Empire CEO hopes kinder capitalism is here to stay

During the pandemic, Michael Medline says business leaders were looking for ways to "give back to the country"
4/29/2022
Michael Medline
Empire president and CEO Michael Medline

A more positive way of doing business has emerged during the pandemic, known as kinder capitalism, and Michael Medline, president and CEO of Empire and its wholly-owned subsidiary Sobeys, hopes it’s here to stay.

“I hope we don’t go back to a business as usual approach because what I saw, especially in the first months of the pandemic, was the best behaviour from capitalism that I had seen.”

Medline and Scotiabank president and CEO Brian Porter were speaking April 27 to an audience at the University of Toronto’s Rotman School of Management and online, about their contributions to the book Unprecedented: Canada’s Top CEOs on Leadership During COVID-19.

Not once during the pandemic did the dozens of CEOs he spoke to talk about maximizing profits, Medline said. Instead, “what they were trying to seek out were better ways to work with their people, protect the customers and give back to the country and be part of something bigger.”

In the pandemic’s first weeks, “Plexiglas became all-consuming” as companies did whatever they could to keep their people safe, Medline said. “I think sometimes that’s forgotten…Everything else was put to the side. Our customers and our teammates, their health and safety was really all we cared about in the early days.”

Sobeys cornered the Plexiglas market at one point and had it in stores across the country in three weeks, he said. “Whatever we could do to keep people safe — remember, we didn’t know how bad this could be — we would do.”

What’s beautiful about the Plexiglas story, he said, is that the team was “so nimble and fast, it set the tone for the rest of how we reacted to the pandemic.”

When the chips are down, it becomes clear whether companies’ claims about values, principles and cultures are true, Medline said.

He described a discussion during the pandemic’s fourth week about getting as much PPE as possible when one executive asked how much it would cost. “Omigod, the poor guy, people were yelling on the Zoom ‘What are you talking about? These are our teammates and customers.’ He was asking what we normally would ask – but that’s when you knew the values, the priorities were kicking in.”

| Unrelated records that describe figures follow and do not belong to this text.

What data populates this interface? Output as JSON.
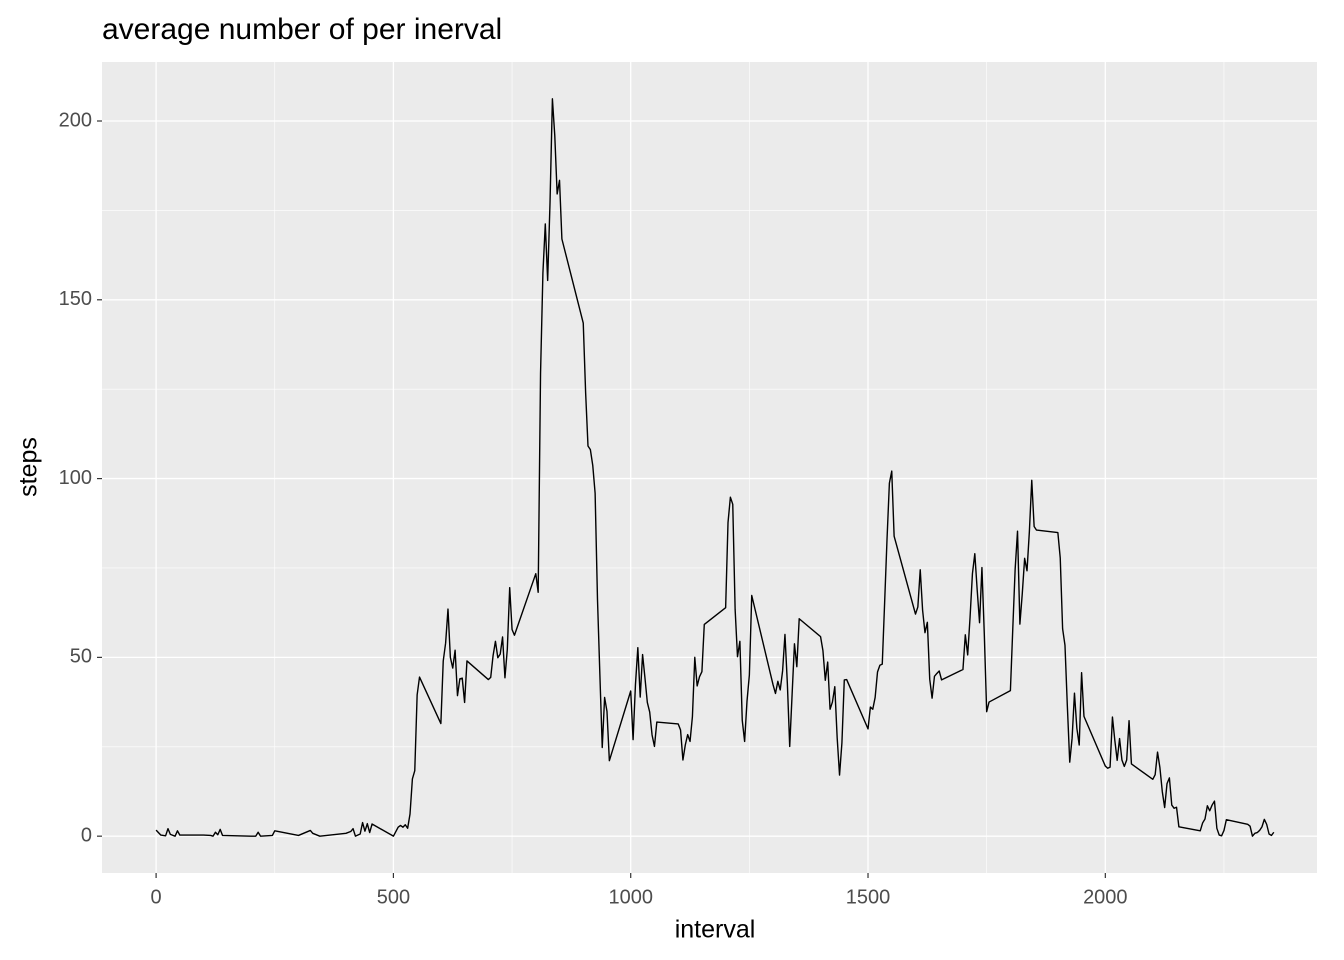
{
  "chart_data": {
    "type": "line",
    "title": "average number of per inerval",
    "x_label": "interval",
    "y_label": "steps",
    "x": [
      0,
      10,
      20,
      25,
      30,
      40,
      45,
      50,
      100,
      115,
      120,
      125,
      130,
      135,
      140,
      200,
      210,
      215,
      220,
      245,
      250,
      300,
      325,
      330,
      345,
      400,
      410,
      415,
      420,
      430,
      435,
      440,
      445,
      450,
      455,
      500,
      510,
      515,
      520,
      525,
      530,
      535,
      540,
      545,
      550,
      555,
      600,
      605,
      610,
      615,
      620,
      625,
      630,
      635,
      640,
      645,
      650,
      655,
      700,
      705,
      710,
      715,
      720,
      725,
      730,
      735,
      740,
      745,
      750,
      755,
      800,
      805,
      810,
      815,
      820,
      825,
      830,
      835,
      840,
      845,
      850,
      855,
      900,
      905,
      910,
      915,
      920,
      925,
      930,
      935,
      940,
      945,
      950,
      955,
      1000,
      1005,
      1010,
      1015,
      1020,
      1025,
      1030,
      1035,
      1040,
      1045,
      1050,
      1055,
      1100,
      1105,
      1110,
      1115,
      1120,
      1125,
      1130,
      1135,
      1140,
      1145,
      1150,
      1155,
      1200,
      1205,
      1210,
      1215,
      1220,
      1225,
      1230,
      1235,
      1240,
      1245,
      1250,
      1255,
      1300,
      1305,
      1310,
      1315,
      1320,
      1325,
      1330,
      1335,
      1340,
      1345,
      1350,
      1355,
      1400,
      1405,
      1410,
      1415,
      1420,
      1425,
      1430,
      1435,
      1440,
      1445,
      1450,
      1455,
      1500,
      1505,
      1510,
      1515,
      1520,
      1525,
      1530,
      1535,
      1540,
      1545,
      1550,
      1555,
      1600,
      1605,
      1610,
      1615,
      1620,
      1625,
      1630,
      1635,
      1640,
      1645,
      1650,
      1655,
      1700,
      1705,
      1710,
      1715,
      1720,
      1725,
      1730,
      1735,
      1740,
      1745,
      1750,
      1755,
      1800,
      1805,
      1810,
      1815,
      1820,
      1825,
      1830,
      1835,
      1840,
      1845,
      1850,
      1855,
      1900,
      1905,
      1910,
      1915,
      1920,
      1925,
      1930,
      1935,
      1940,
      1945,
      1950,
      1955,
      2000,
      2005,
      2010,
      2015,
      2020,
      2025,
      2030,
      2035,
      2040,
      2045,
      2050,
      2055,
      2100,
      2105,
      2110,
      2115,
      2120,
      2125,
      2130,
      2135,
      2140,
      2145,
      2150,
      2155,
      2200,
      2205,
      2210,
      2215,
      2220,
      2225,
      2230,
      2235,
      2240,
      2245,
      2250,
      2255,
      2300,
      2305,
      2310,
      2315,
      2320,
      2325,
      2330,
      2335,
      2340,
      2345,
      2350,
      2355
    ],
    "series": [
      {
        "name": "steps",
        "color": "#000000",
        "values": [
          1.7,
          0.3,
          0.1,
          2.1,
          0.5,
          0,
          1.5,
          0.3,
          0.3,
          0.2,
          0,
          1.1,
          0.4,
          1.9,
          0.2,
          0,
          0,
          1.1,
          0,
          0.2,
          1.5,
          0.2,
          1.6,
          0.8,
          0,
          0.8,
          1.3,
          2.1,
          0,
          0.6,
          3.8,
          1.4,
          3.5,
          1,
          3.4,
          0,
          2.5,
          3,
          2.5,
          3.2,
          2.2,
          6.2,
          16,
          18.3,
          39.5,
          44.5,
          31.5,
          49,
          54,
          63.5,
          50,
          47,
          52,
          39.3,
          44,
          44.2,
          37.4,
          49,
          43.8,
          44.4,
          50.5,
          54.5,
          49.9,
          50.9,
          55.7,
          44.3,
          52.3,
          69.5,
          57.8,
          56.2,
          73.4,
          68.2,
          129.4,
          157.5,
          171.2,
          155.4,
          177.3,
          206.2,
          195.9,
          179.6,
          183.4,
          167,
          143.5,
          124,
          109.1,
          108.1,
          103.7,
          95.9,
          66.2,
          45.2,
          24.8,
          38.8,
          34.9,
          21.1,
          40.6,
          27,
          42.4,
          52.7,
          38.9,
          50.8,
          44.3,
          37.4,
          34.7,
          28.3,
          25.1,
          31.9,
          31.4,
          29.7,
          21.3,
          25.5,
          28.4,
          26.5,
          33.4,
          50,
          42,
          44.6,
          46,
          59.2,
          63.9,
          87.7,
          94.8,
          92.8,
          63.4,
          50.2,
          54.5,
          32.4,
          26.5,
          37.7,
          45.1,
          67.3,
          42.3,
          39.9,
          43.3,
          40.9,
          46.2,
          56.4,
          42.8,
          25.1,
          39.5,
          53.8,
          47.4,
          60.8,
          55.8,
          51.9,
          43.6,
          48.7,
          35.5,
          37.5,
          41.8,
          27.5,
          17.1,
          26.1,
          43.7,
          43.8,
          30,
          36.1,
          35.5,
          38.8,
          45.9,
          47.8,
          48.1,
          65.3,
          82.9,
          98.7,
          102.1,
          83.9,
          62.1,
          64.1,
          74.5,
          63.2,
          56.9,
          59.8,
          43.9,
          38.6,
          44.7,
          45.5,
          46.2,
          43.7,
          46.6,
          56.3,
          50.7,
          61.2,
          73.4,
          79,
          68.9,
          59.7,
          75.1,
          56.5,
          34.8,
          37.5,
          40.7,
          58,
          74.7,
          85.3,
          59.3,
          67.8,
          77.7,
          74.2,
          85.3,
          99.5,
          86.6,
          85.6,
          84.9,
          77.8,
          58,
          53.4,
          36.3,
          20.7,
          27.4,
          40,
          30.2,
          25.5,
          45.7,
          33.5,
          19.6,
          19,
          19.3,
          33.3,
          26.8,
          21.2,
          27.3,
          21.3,
          19.5,
          21.3,
          32.3,
          20.2,
          15.9,
          17.2,
          23.5,
          19.2,
          12.5,
          8,
          14.7,
          16.3,
          8.7,
          7.8,
          8.1,
          2.6,
          1.5,
          3.7,
          4.8,
          8.5,
          7.1,
          8.7,
          9.8,
          2.2,
          0.3,
          0.1,
          1.6,
          4.6,
          3.3,
          2.8,
          0,
          0.8,
          1,
          1.6,
          2.6,
          4.7,
          3.3,
          0.6,
          0.2,
          1.1
        ]
      }
    ],
    "xlim": [
      -114,
      2446
    ],
    "ylim": [
      -10.3,
      216.5
    ],
    "xticks": [
      0,
      500,
      1000,
      1500,
      2000
    ],
    "yticks": [
      0,
      50,
      100,
      150,
      200
    ],
    "grid": true
  }
}
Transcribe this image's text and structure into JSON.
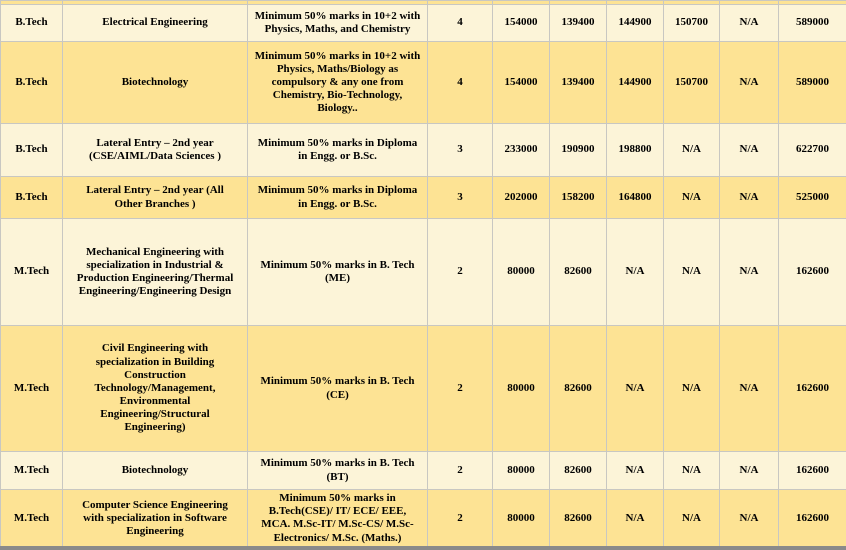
{
  "colors": {
    "row_light": "#FCF4D8",
    "row_dark": "#FDE394",
    "grid_border": "#C8C7C2",
    "text": "#000000",
    "bottom_bar": "#8A8A8A",
    "page_bg": "#FFFFFF"
  },
  "table": {
    "column_semantics": [
      "program",
      "course",
      "eligibility",
      "duration_years",
      "fee_1",
      "fee_2",
      "fee_3",
      "fee_4",
      "fee_5",
      "total_fee"
    ],
    "rows": [
      {
        "cells": [
          "B.Tech",
          "Electrical Engineering",
          "Minimum 50% marks in 10+2 with Physics, Maths, and Chemistry",
          "4",
          "154000",
          "139400",
          "144900",
          "150700",
          "N/A",
          "589000"
        ]
      },
      {
        "cells": [
          "B.Tech",
          "Biotechnology",
          "Minimum 50% marks in 10+2 with Physics, Maths/Biology as compulsory & any one from Chemistry, Bio-Technology, Biology..",
          "4",
          "154000",
          "139400",
          "144900",
          "150700",
          "N/A",
          "589000"
        ]
      },
      {
        "cells": [
          "B.Tech",
          "Lateral Entry – 2nd year (CSE/AIML/Data Sciences )",
          "Minimum 50% marks in Diploma in Engg. or B.Sc.",
          "3",
          "233000",
          "190900",
          "198800",
          "N/A",
          "N/A",
          "622700"
        ]
      },
      {
        "cells": [
          "B.Tech",
          "Lateral Entry – 2nd year (All Other Branches )",
          "Minimum 50% marks in Diploma in Engg. or B.Sc.",
          "3",
          "202000",
          "158200",
          "164800",
          "N/A",
          "N/A",
          "525000"
        ]
      },
      {
        "cells": [
          "M.Tech",
          "Mechanical Engineering with specialization in Industrial & Production Engineering/Thermal Engineering/Engineering Design",
          "Minimum 50% marks in B. Tech (ME)",
          "2",
          "80000",
          "82600",
          "N/A",
          "N/A",
          "N/A",
          "162600"
        ]
      },
      {
        "cells": [
          "M.Tech",
          "Civil Engineering with specialization in Building Construction Technology/Management, Environmental Engineering/Structural Engineering)",
          "Minimum 50% marks in B. Tech (CE)",
          "2",
          "80000",
          "82600",
          "N/A",
          "N/A",
          "N/A",
          "162600"
        ]
      },
      {
        "cells": [
          "M.Tech",
          "Biotechnology",
          "Minimum 50% marks in B. Tech (BT)",
          "2",
          "80000",
          "82600",
          "N/A",
          "N/A",
          "N/A",
          "162600"
        ]
      },
      {
        "cells": [
          "M.Tech",
          "Computer Science Engineering with specialization in Software Engineering",
          "Minimum 50% marks in B.Tech(CSE)/ IT/ ECE/ EEE, MCA. M.Sc-IT/ M.Sc-CS/ M.Sc-Electronics/ M.Sc. (Maths.)",
          "2",
          "80000",
          "82600",
          "N/A",
          "N/A",
          "N/A",
          "162600"
        ]
      }
    ]
  }
}
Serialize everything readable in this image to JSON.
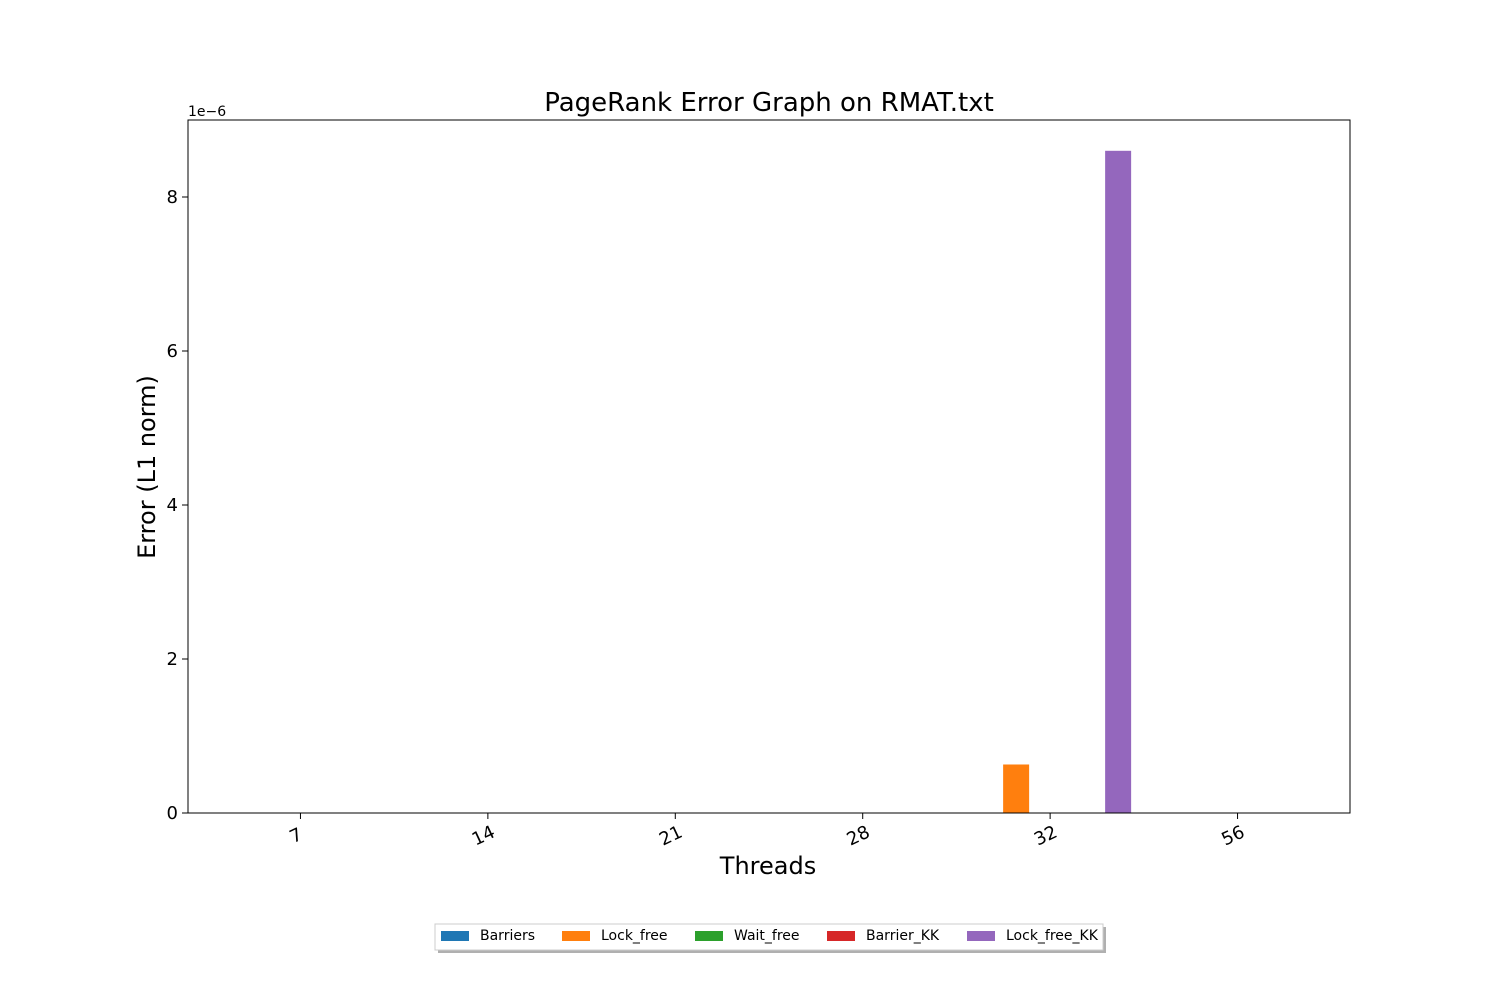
{
  "chart_data": {
    "type": "bar",
    "title": "PageRank Error Graph on RMAT.txt",
    "xlabel": "Threads",
    "ylabel": "Error (L1 norm)",
    "y_scale_label": "1e−6",
    "y_scale_factor": 1e-06,
    "categories": [
      "7",
      "14",
      "21",
      "28",
      "32",
      "56"
    ],
    "ylim": [
      0,
      9.0
    ],
    "yticks": [
      0,
      2,
      4,
      6,
      8
    ],
    "grid": false,
    "legend_position": "bottom-center",
    "series": [
      {
        "name": "Barriers",
        "color": "#1f77b4",
        "values": [
          0,
          0,
          0,
          0,
          0,
          0
        ]
      },
      {
        "name": "Lock_free",
        "color": "#ff7f0e",
        "values": [
          0,
          0,
          0,
          0,
          0.63,
          0
        ]
      },
      {
        "name": "Wait_free",
        "color": "#2ca02c",
        "values": [
          0,
          0,
          0,
          0,
          0,
          0
        ]
      },
      {
        "name": "Barrier_KK",
        "color": "#d62728",
        "values": [
          0,
          0,
          0,
          0,
          0,
          0
        ]
      },
      {
        "name": "Lock_free_KK",
        "color": "#9467bd",
        "values": [
          0,
          0,
          0,
          0,
          8.6,
          0
        ]
      }
    ]
  }
}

Relationships matter, Medline added. He recounted calling executives he knows well at Cineplex and MLSE (Maple Leaf Sports & Entertainment) when they were shut down during the pandemic and asking them for their PPE “And they came through. And we would do the same for them and we’re doing things with them.”

Medline said his biggest pandemic learning is that most good ideas came from frontline workers, not executives. “We can trust them to do almost anything and make smart decisions on behalf of our teammates and our customers.”